In this fake analysis, we are going to find out who our subjects are, using an trivial “analysis algorithm” that does the following two steps in each subject folder:

  1. decrypting the URL string, and

  2. downloading the subject’s photo.

Tasks

  1. before you start, get into the directory of the torque_exercise and run

    $ ./clean.sh
    

    to remove previously produced results.

  2. (optional) read the script run_analysis.py and try to get an idea how to use it. Don’t spend too much time in understanding every detail.

    Tip

    The script consists of a Python function analyze_subject_data encapsulating the data-analysis algorithm. The function takes one input argument, the subject id.

  3. The run_analysis.py script makes use of a Python library called requests which needs to be installed. We make use of Anaconda and conda environment to install the library in the home directory.

    Create a new conda environment with the commands below:

    $ module load anaconda3
    $ conda create --name exercise
    ...
    

    Note

    You might see a warning like the one below:

    ==> WARNING: A newer version of conda exists. <==
      current version: 4.9.0
      latest version: 4.12.0
    
    Please update conda by running
    
      $ conda update -n base -c defaults conda
    ...
    
    Proceed ([y]/n)?
    

    You can ignore it and simply proceed with y.

    Activate the conda environment, and install the library requests:

    $ source activate exercise
    
    [exercise] $ conda install requests
    ...
    

    Tip

    You will see the bash prompt is populated with the conda environment name. It indicates that you are currently in the conda environment. Only within the conda environment have you access to the requests library that we just installed.

  4. At this point, you can test run the run_analysis.py script with one subject. Let’s test the analysis on subject 0 by doing:

    [exercise] $ ./run_analysis.py 0
    

    You should see the output file subject_0/photo.jpg when the analysis is done.

  5. Let’s test again on another subject with a torque job

    In the command below, we just make an arbitrary (but sufficient) resource requirement of 10 minutes walltime and 1 GB memory.

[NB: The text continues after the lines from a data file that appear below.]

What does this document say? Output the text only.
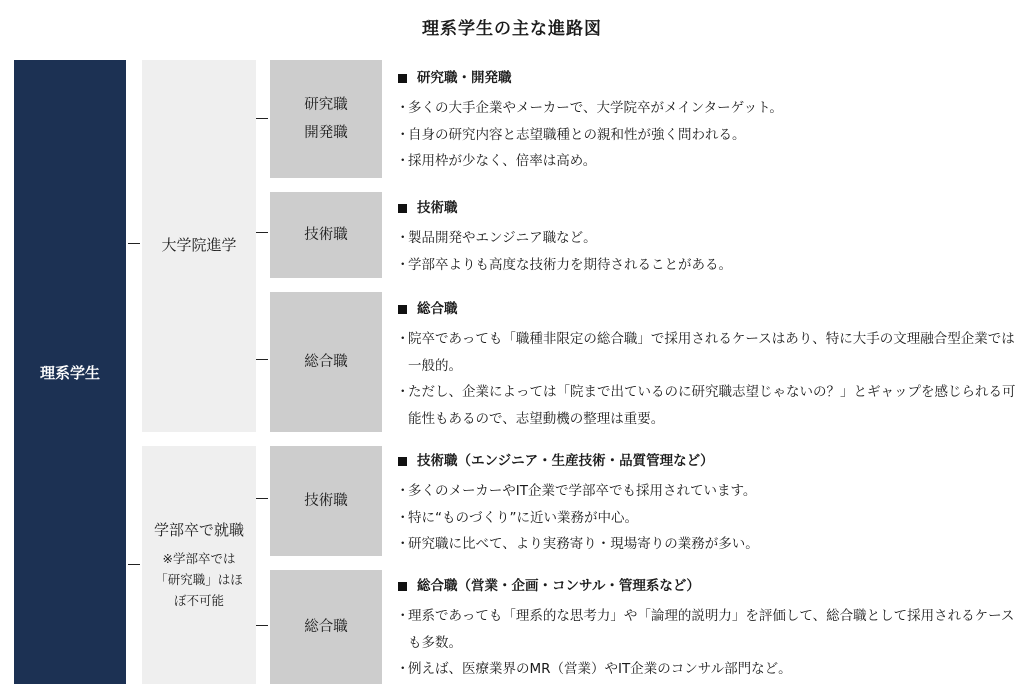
理系学生の主な進路図
理系学生
大学院進学
研究職
開発職
技術職
総合職
学部卒で就職
※学部卒では
「研究職」はほ
ぼ不可能
技術職
総合職
研究職・開発職
・
多くの大手企業やメーカーで、大学院卒がメインターゲット。
・
自身の研究内容と志望職種との親和性が強く問われる。
・
採用枠が少なく、倍率は高め。
技術職
・
製品開発やエンジニア職など。
・
学部卒よりも高度な技術力を期待されることがある。
総合職
・
院卒であっても「職種非限定の総合職」で採用されるケースはあり、特に大手の文理融合型企業では一般的。
・
ただし、企業によっては「院まで出ているのに研究職志望じゃないの？」とギャップを感じられる可能性もあるので、志望動機の整理は重要。
技術職（エンジニア・生産技術・品質管理など）
・
多くのメーカーやIT企業で学部卒でも採用されています。
・
特に“ものづくり”に近い業務が中心。
・
研究職に比べて、より実務寄り・現場寄りの業務が多い。
総合職（営業・企画・コンサル・管理系など）
・
理系であっても「理系的な思考力」や「論理的説明力」を評価して、総合職として採用されるケースも多数。
・
例えば、医療業界のMR（営業）やIT企業のコンサル部門など。
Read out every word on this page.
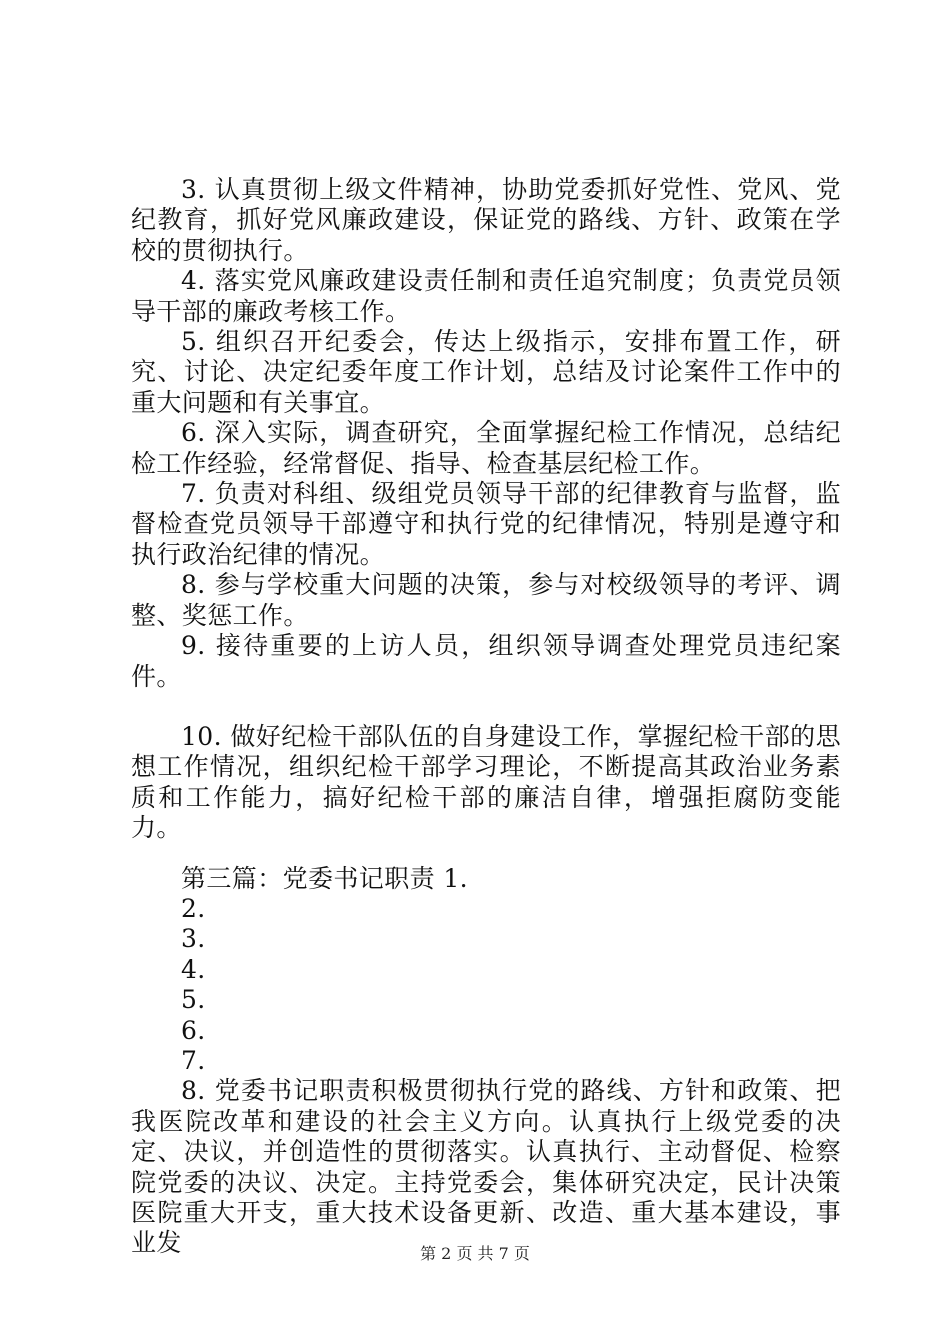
3. 认真贯彻上级文件精神，协助党委抓好党性、党风、党纪教育，抓好党风廉政建设，保证党的路线、方针、政策在学校的贯彻执行。

4. 落实党风廉政建设责任制和责任追究制度；负责党员领导干部的廉政考核工作。

5. 组织召开纪委会，传达上级指示，安排布置工作，研究、讨论、决定纪委年度工作计划，总结及讨论案件工作中的重大问题和有关事宜。

6. 深入实际，调查研究，全面掌握纪检工作情况，总结纪检工作经验，经常督促、指导、检查基层纪检工作。

7. 负责对科组、级组党员领导干部的纪律教育与监督，监督检查党员领导干部遵守和执行党的纪律情况，特别是遵守和执行政治纪律的情况。

8. 参与学校重大问题的决策，参与对校级领导的考评、调整、奖惩工作。

9. 接待重要的上访人员，组织领导调查处理党员违纪案件。

10. 做好纪检干部队伍的自身建设工作，掌握纪检干部的思想工作情况，组织纪检干部学习理论，不断提高其政治业务素质和工作能力，搞好纪检干部的廉洁自律，增强拒腐防变能力。

第三篇：党委书记职责 1.

2.

3.

4.

5.

6.

7.

8. 党委书记职责积极贯彻执行党的路线、方针和政策、把我医院改革和建设的社会主义方向。认真执行上级党委的决定、决议，并创造性的贯彻落实。认真执行、主动督促、检察院党委的决议、决定。主持党委会，集体研究决定，民计决策医院重大开支，重大技术设备更新、改造、重大基本建设，事业发	第 2 页 共 7 页
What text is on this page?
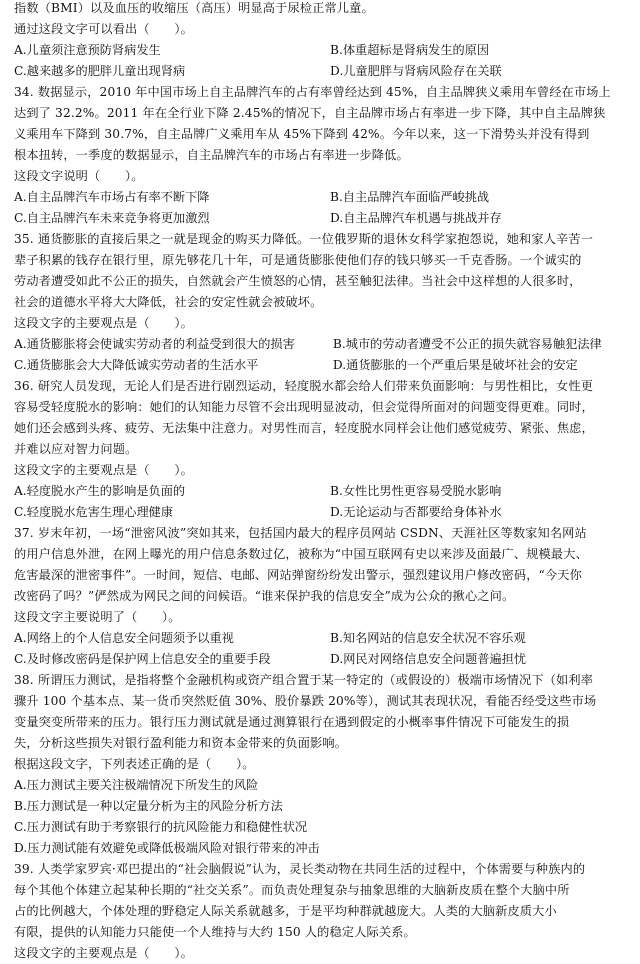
指数（BMI）以及血压的收缩压（高压）明显高于尿检正常儿童。
通过这段文字可以看出（　　）。
A.儿童须注意预防肾病发生	B.体重超标是肾病发生的原因
C.越来越多的肥胖儿童出现肾病	D.儿童肥胖与肾病风险存在关联
34. 数据显示，2010 年中国市场上自主品牌汽车的占有率曾经达到 45%，自主品牌狭义乘用车曾经在市场上
达到了 32.2%。2011 年在全行业下降 2.45%的情况下，自主品牌市场占有率进一步下降，其中自主品牌狭
义乘用车下降到 30.7%，自主品牌广义乘用车从 45%下降到 42%。今年以来，这一下滑势头并没有得到
根本扭转，一季度的数据显示，自主品牌汽车的市场占有率进一步降低。
这段文字说明（　　）。
A.自主品牌汽车市场占有率不断下降	B.自主品牌汽车面临严峻挑战
C.自主品牌汽车未来竞争将更加激烈	D.自主品牌汽车机遇与挑战并存
35. 通货膨胀的直接后果之一就是现金的购买力降低。一位俄罗斯的退休女科学家抱怨说，她和家人辛苦一
辈子积累的钱存在银行里，原先够花几十年，可是通货膨胀使他们存的钱只够买一千克香肠。一个诚实的
劳动者遭受如此不公正的损失，自然就会产生愤怒的心情，甚至触犯法律。当社会中这样想的人很多时，
社会的道德水平将大大降低，社会的安定性就会被破坏。
这段文字的主要观点是（　　）。
A.通货膨胀将会使诚实劳动者的利益受到很大的损害	B.城市的劳动者遭受不公正的损失就容易触犯法律
C.通货膨胀会大大降低诚实劳动者的生活水平	D.通货膨胀的一个严重后果是破坏社会的安定
36. 研究人员发现，无论人们是否进行剧烈运动，轻度脱水都会给人们带来负面影响：与男性相比，女性更
容易受轻度脱水的影响：她们的认知能力尽管不会出现明显波动，但会觉得所面对的问题变得更难。同时，
她们还会感到头疼、疲劳、无法集中注意力。对男性而言，轻度脱水同样会让他们感觉疲劳、紧张、焦虑，
并难以应对智力问题。
这段文字的主要观点是（　　）。
A.轻度脱水产生的影响是负面的	B.女性比男性更容易受脱水影响
C.轻度脱水危害生理心理健康	D.无论运动与否都要给身体补水
37. 岁末年初，一场“泄密风波”突如其来，包括国内最大的程序员网站 CSDN、天涯社区等数家知名网站
的用户信息外泄，在网上曝光的用户信息条数过亿，被称为“中国互联网有史以来涉及面最广、规模最大、
危害最深的泄密事件”。一时间，短信、电邮、网站弹窗纷纷发出警示，强烈建议用户修改密码，“今天你
改密码了吗？”俨然成为网民之间的问候语。“谁来保护我的信息安全”成为公众的揪心之问。
这段文字主要说明了（　　）。
A.网络上的个人信息安全问题须予以重视	B.知名网站的信息安全状况不容乐观
C.及时修改密码是保护网上信息安全的重要手段	D.网民对网络信息安全问题普遍担忧
38. 所谓压力测试，是指将整个金融机构或资产组合置于某一特定的（或假设的）极端市场情况下（如利率
骤升 100 个基本点、某一货币突然贬值 30%、股价暴跌 20%等），测试其表现状况，看能否经受这些市场
变量突变所带来的压力。银行压力测试就是通过测算银行在遇到假定的小概率事件情况下可能发生的损
失，分析这些损失对银行盈利能力和资本金带来的负面影响。
根据这段文字，下列表述正确的是（　　）。
A.压力测试主要关注极端情况下所发生的风险
B.压力测试是一种以定量分析为主的风险分析方法
C.压力测试有助于考察银行的抗风险能力和稳健性状况
D.压力测试能有效避免或降低极端风险对银行带来的冲击
39. 人类学家罗宾·邓巴提出的“社会脑假说”认为，灵长类动物在共同生活的过程中，个体需要与种族内的
每个其他个体建立起某种长期的“社交关系”。而负责处理复杂与抽象思维的大脑新皮质在整个大脑中所
占的比例越大，个体处理的野稳定人际关系就越多，于是平均种群就越庞大。人类的大脑新皮质大小
有限，提供的认知能力只能使一个人维持与大约 150 人的稳定人际关系。
这段文字的主要观点是（　　）。
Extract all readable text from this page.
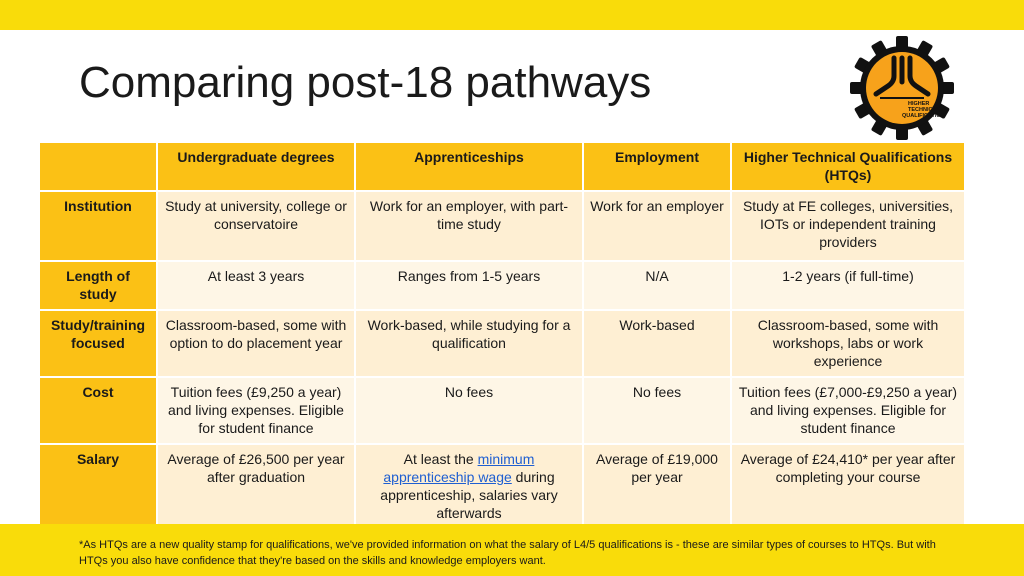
Comparing post-18 pathways	HIGHER
TECHNICAL
QUALIFICATION
	Undergraduate degrees	Apprenticeships	Employment	Higher Technical Qualifications (HTQs)
Institution	Study at university, college or conservatoire	Work for an employer, with part-time study	Work for an employer	Study at FE colleges, universities, IOTs or independent training providers
Length of study	At least 3 years	Ranges from 1-5 years	N/A	1-2 years (if full-time)
Study/training focused	Classroom-based, some with option to do placement year	Work-based, while studying for a qualification	Work-based	Classroom-based, some with workshops, labs or work experience
Cost	Tuition fees (£9,250 a year) and living expenses. Eligible for student finance	No fees	No fees	Tuition fees (£7,000-£9,250 a year) and living expenses. Eligible for student finance
Salary	Average of £26,500 per year after graduation	At least the minimum apprenticeship wage during apprenticeship, salaries vary afterwards	Average of £19,000 per year	Average of £24,410* per year after completing your course

*As HTQs are a new quality stamp for qualifications, we've provided information on what the salary of L4/5 qualifications is - these are similar types of courses to HTQs. But with HTQs you also have confidence that they're based on the skills and knowledge employers want.
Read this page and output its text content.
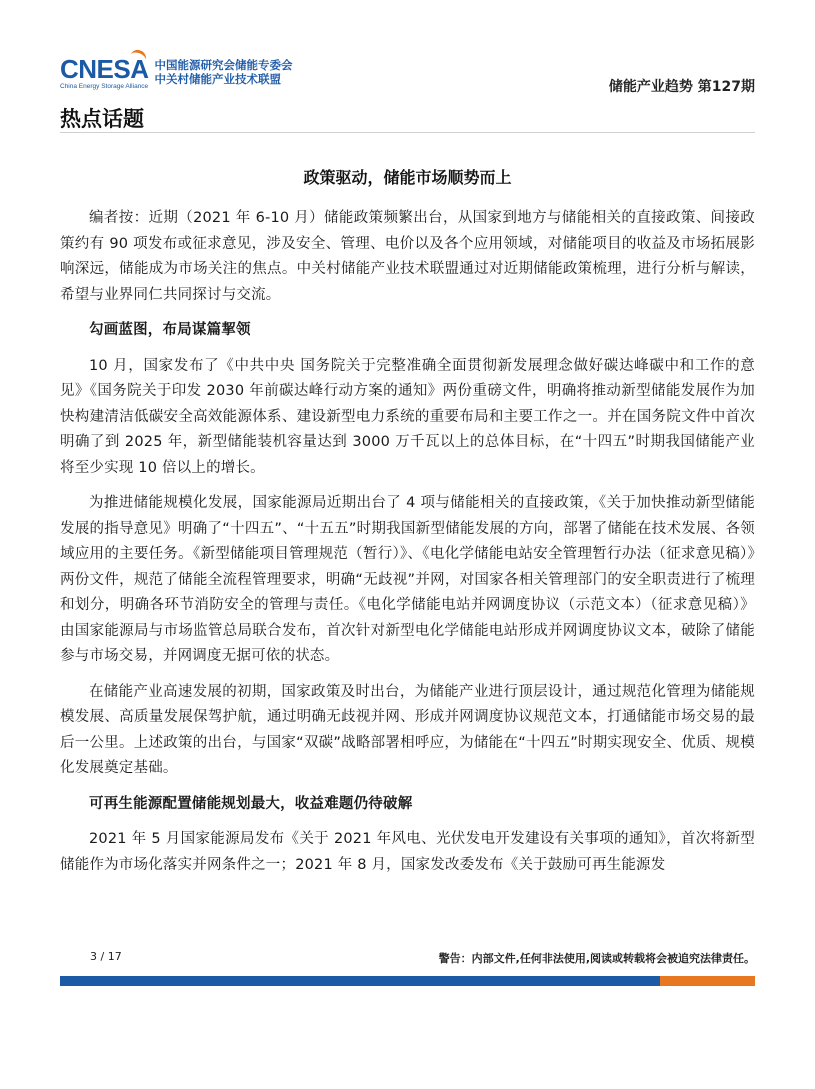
CNESA
China Energy Storage Alliance
中国能源研究会储能专委会
中关村储能产业技术联盟	储能产业趋势 第127期
热点话题
政策驱动，储能市场顺势而上

编者按：近期（2021 年 6-10 月）储能政策频繁出台，从国家到地方与储能相关的直接政策、间接政策约有 90 项发布或征求意见，涉及安全、管理、电价以及各个应用领域，对储能项目的收益及市场拓展影响深远，储能成为市场关注的焦点。中关村储能产业技术联盟通过对近期储能政策梳理，进行分析与解读，希望与业界同仁共同探讨与交流。

勾画蓝图，布局谋篇挈领

10 月，国家发布了《中共中央 国务院关于完整准确全面贯彻新发展理念做好碳达峰碳中和工作的意见》《国务院关于印发 2030 年前碳达峰行动方案的通知》两份重磅文件，明确将推动新型储能发展作为加快构建清洁低碳安全高效能源体系、建设新型电力系统的重要布局和主要工作之一。并在国务院文件中首次明确了到 2025 年，新型储能装机容量达到 3000 万千瓦以上的总体目标，在“十四五”时期我国储能产业将至少实现 10 倍以上的增长。

为推进储能规模化发展，国家能源局近期出台了 4 项与储能相关的直接政策，《关于加快推动新型储能发展的指导意见》明确了“十四五”、“十五五”时期我国新型储能发展的方向，部署了储能在技术发展、各领域应用的主要任务。《新型储能项目管理规范（暂行）》、《电化学储能电站安全管理暂行办法（征求意见稿）》两份文件，规范了储能全流程管理要求，明确“无歧视”并网，对国家各相关管理部门的安全职责进行了梳理和划分，明确各环节消防安全的管理与责任。《电化学储能电站并网调度协议（示范文本）（征求意见稿）》由国家能源局与市场监管总局联合发布，首次针对新型电化学储能电站形成并网调度协议文本，破除了储能参与市场交易，并网调度无据可依的状态。

在储能产业高速发展的初期，国家政策及时出台，为储能产业进行顶层设计，通过规范化管理为储能规模发展、高质量发展保驾护航，通过明确无歧视并网、形成并网调度协议规范文本，打通储能市场交易的最后一公里。上述政策的出台，与国家“双碳”战略部署相呼应，为储能在“十四五”时期实现安全、优质、规模化发展奠定基础。

可再生能源配置储能规划最大，收益难题仍待破解

2021 年 5 月国家能源局发布《关于 2021 年风电、光伏发电开发建设有关事项的通知》，首次将新型储能作为市场化落实并网条件之一；2021 年 8 月，国家发改委发布《关于鼓励可再生能源发

3 / 17	警告：内部文件,任何非法使用,阅读或转载将会被追究法律责任。
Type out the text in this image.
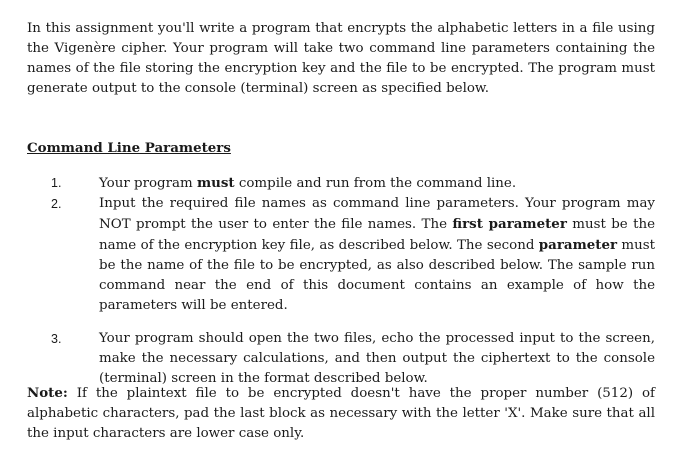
In this assignment you'll write a program that encrypts the alphabetic letters in a file using the Vigenère cipher. Your program will take two command line parameters containing the names of the file storing the encryption key and the file to be encrypted. The program must generate output to the console (terminal) screen as specified below.

Command Line Parameters
1.	Your program must compile and run from the command line.
2.	Input the required file names as command line parameters. Your program may NOT prompt the user to enter the file names. The first parameter must be the name of the encryption key file, as described below. The second parameter must be the name of the file to be encrypted, as also described below. The sample run command near the end of this document contains an example of how the parameters will be entered.
3.	Your program should open the two files, echo the processed input to the screen, make the necessary calculations, and then output the ciphertext to the console (terminal) screen in the format described below.

Note: If the plaintext file to be encrypted doesn't have the proper number (512) of alphabetic characters, pad the last block as necessary with the letter 'X'. Make sure that all the input characters are lower case only.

    [exercise] $ echo "$PWD/run_analysis.py 1" | qsub -l walltime=10:00,mem=1gb -N subject_1
    

    Note

    Think a bit the construction of the shell command above:

    • what is the idea behind the command-line pipe (|)?

    • why prepending $PWD/ in front of the script?

    You should see the output file subject_1/photo.jpg when the analysis is done. At this time, you also see the stdout/stderr files produced by the job.

  6. Run the clean up before we start the analysis in parallel.

    [exercise] $ ./clean.sh
    
  7. In order to run the analysis on all the 6 subjects in parallel, we use a bash for loop:

    [exercise] $ for id in {0..5}; do echo "$PWD/run_analysis.py $id" | qsub -l walltime=10:00,mem=1gb -N subject_$id; done
    

    and check if you get outputs (photos) of all 6 subjects.